Our study had some limitations. First, this study represents a small cohort of patients. Therefore, a prospective or matched cohort study may be beneficial for validating these results. It was found that there was no significant difference in flap necrosis rate depending on the pedicle type, but it is difficult to conclude affirmatively because it is a small size sample and has a large sample difference between each group. Further research is needed to use a large sample size and reduce the sample difference between each group. Second, unlike cadaveric studies, not all anatomies were found intraoperatively. Therefore, additional research is needed to determine the exact proportion of oblique branches. Lastly, we found more oblique branches intraoperatively, but we did not use an oblique branch because we could use the SC or MC as the main perforator. In other words, it cannot be said that only 4% of patients had oblique branches, and research on this is needed. Although there are such limitations, it is significant in that it analyzes perforator patterns and clinical outcomes.
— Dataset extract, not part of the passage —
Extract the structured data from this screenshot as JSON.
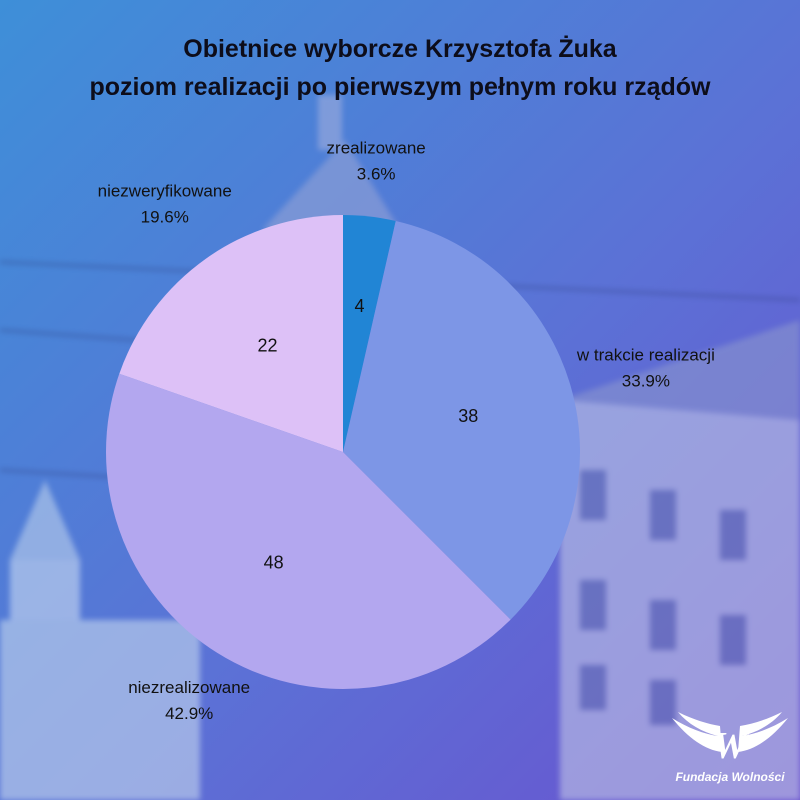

In conclusion, most perforator patterns were MC perforators (87%), and SC perforators accounted for only 9%. MC perforators are almost 10 times more common than SC perforators in Korea. Although there was no difference in flap survival, since most perforators are of the MC type, it is necessary to carefully dissect the perforator. The perforator pattern used to perform the ALT flap did not affect flap survival rate. In addition, an oblique branch may be useful in the absence of an appropriate cutaneous perforator.